Investing.com -- The conservative candidate for chancellor in Germany, currently leading in the polls for the upcoming February election, has suggested a cut of €100 billion ($105 billion) in migration and social spending. This proposal is part of a broader plan to address the country's financial situation.
Friedrich Merz, the leader of the Christian Democratic Union (CDU), has taken a notably different approach to policy compared to current Chancellor Olaf Scholz. Scholz has refrained from reducing social welfare, despite the significant burden on taxpayers. In a press briefing held in Berlin, Merz criticized Scholz for the economic downturn in Germany, attributing it to the Social Democrat's policies.
The German economy is expected to contract for a second consecutive year, affected by reduced exports and increased energy costs in the wake of Russia's invasion of Ukraine. The next government will have to secure funding and public support for substantial investments, aimed at modernizing the country's aging infrastructure, strengthening defense capabilities, and dealing with the return of Donald Trump to the U.S. presidency.
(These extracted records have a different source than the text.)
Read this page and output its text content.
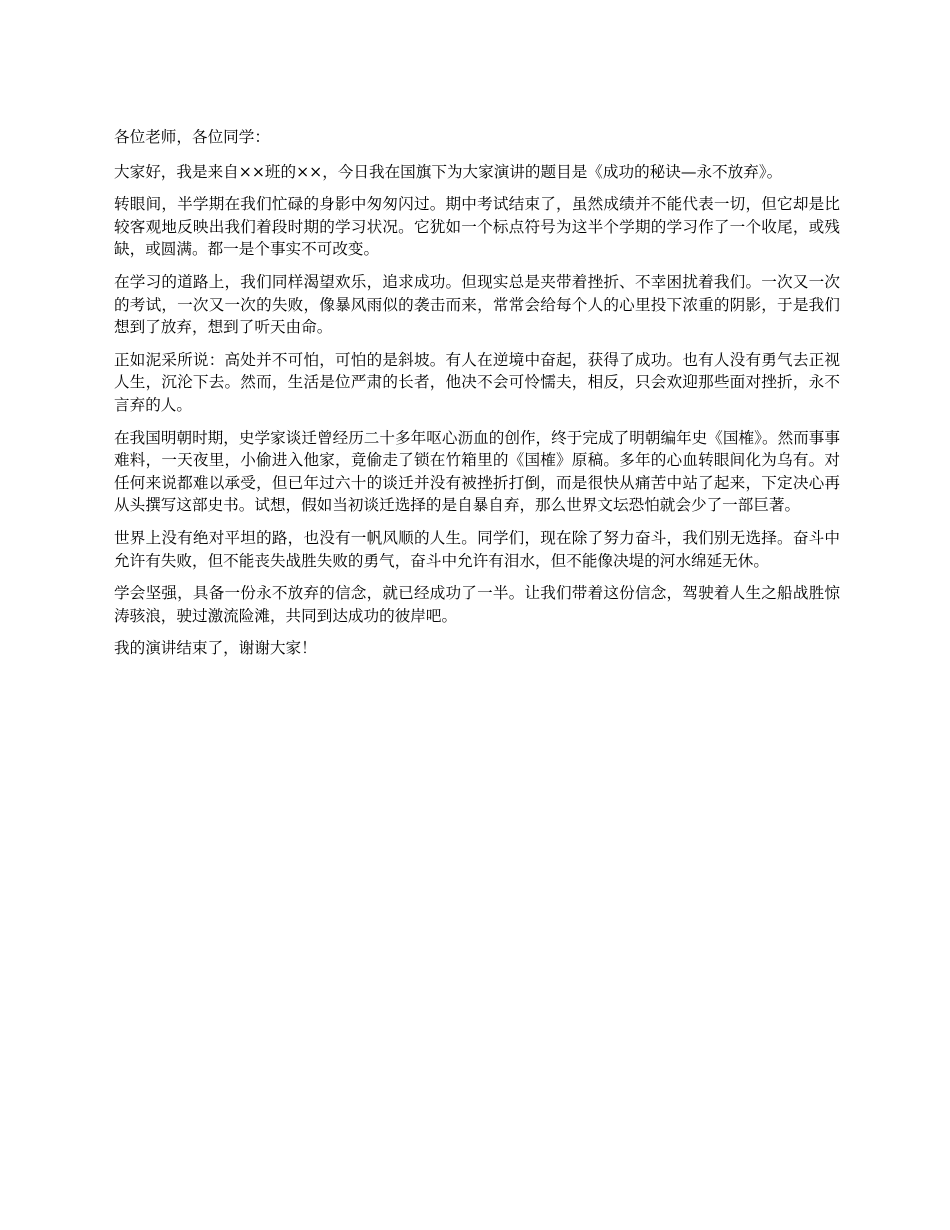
各位老师，各位同学：

大家好，我是来自××班的××，今日我在国旗下为大家演讲的题目是《成功的秘诀—永不放弃》。

转眼间，半学期在我们忙碌的身影中匆匆闪过。期中考试结束了，虽然成绩并不能代表一切，但它却是比较客观地反映出我们着段时期的学习状况。它犹如一个标点符号为这半个学期的学习作了一个收尾，或残缺，或圆满。都一是个事实不可改变。

在学习的道路上，我们同样渴望欢乐，追求成功。但现实总是夹带着挫折、不幸困扰着我们。一次又一次的考试，一次又一次的失败，像暴风雨似的袭击而来，常常会给每个人的心里投下浓重的阴影，于是我们想到了放弃，想到了听天由命。

正如泥采所说：高处并不可怕，可怕的是斜坡。有人在逆境中奋起，获得了成功。也有人没有勇气去正视人生，沉沦下去。然而，生活是位严肃的长者，他决不会可怜懦夫，相反，只会欢迎那些面对挫折，永不言弃的人。

在我国明朝时期，史学家谈迁曾经历二十多年呕心沥血的创作，终于完成了明朝编年史《国榷》。然而事事难料，一天夜里，小偷进入他家，竟偷走了锁在竹箱里的《国榷》原稿。多年的心血转眼间化为乌有。对任何来说都难以承受，但已年过六十的谈迁并没有被挫折打倒，而是很快从痛苦中站了起来，下定决心再从头撰写这部史书。试想，假如当初谈迁选择的是自暴自弃，那么世界文坛恐怕就会少了一部巨著。

世界上没有绝对平坦的路，也没有一帆风顺的人生。同学们，现在除了努力奋斗，我们别无选择。奋斗中允许有失败，但不能丧失战胜失败的勇气，奋斗中允许有泪水，但不能像决堤的河水绵延无休。

学会坚强，具备一份永不放弃的信念，就已经成功了一半。让我们带着这份信念，驾驶着人生之船战胜惊涛骇浪，驶过激流险滩，共同到达成功的彼岸吧。

我的演讲结束了，谢谢大家！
Merz, who also leads the CDU/CSU alliance, claimed on Tuesday that Scholz has lost the trust of investors, leading to capital flight from the country. Merz expressed his intention to reduce the corporate tax rate to 25% and reaffirmed his readiness to assume governmental responsibility in Germany.
The proposed budget for Germany in 2025 stands at €488 billion, with labor and social spending accounting for €179 billion.
The election campaign officially began on Monday when Scholz lost a confidence vote in the lower house of parliament, prompting a federal election set for Feb. 23, seven months earlier than initially scheduled. Until a new government is formed, Scholz's minority administration will remain in power.
Scholz's party, the Social Democrats, along with former coalition partners the liberal Free Democrats and the Greens, have been struggling in the polls.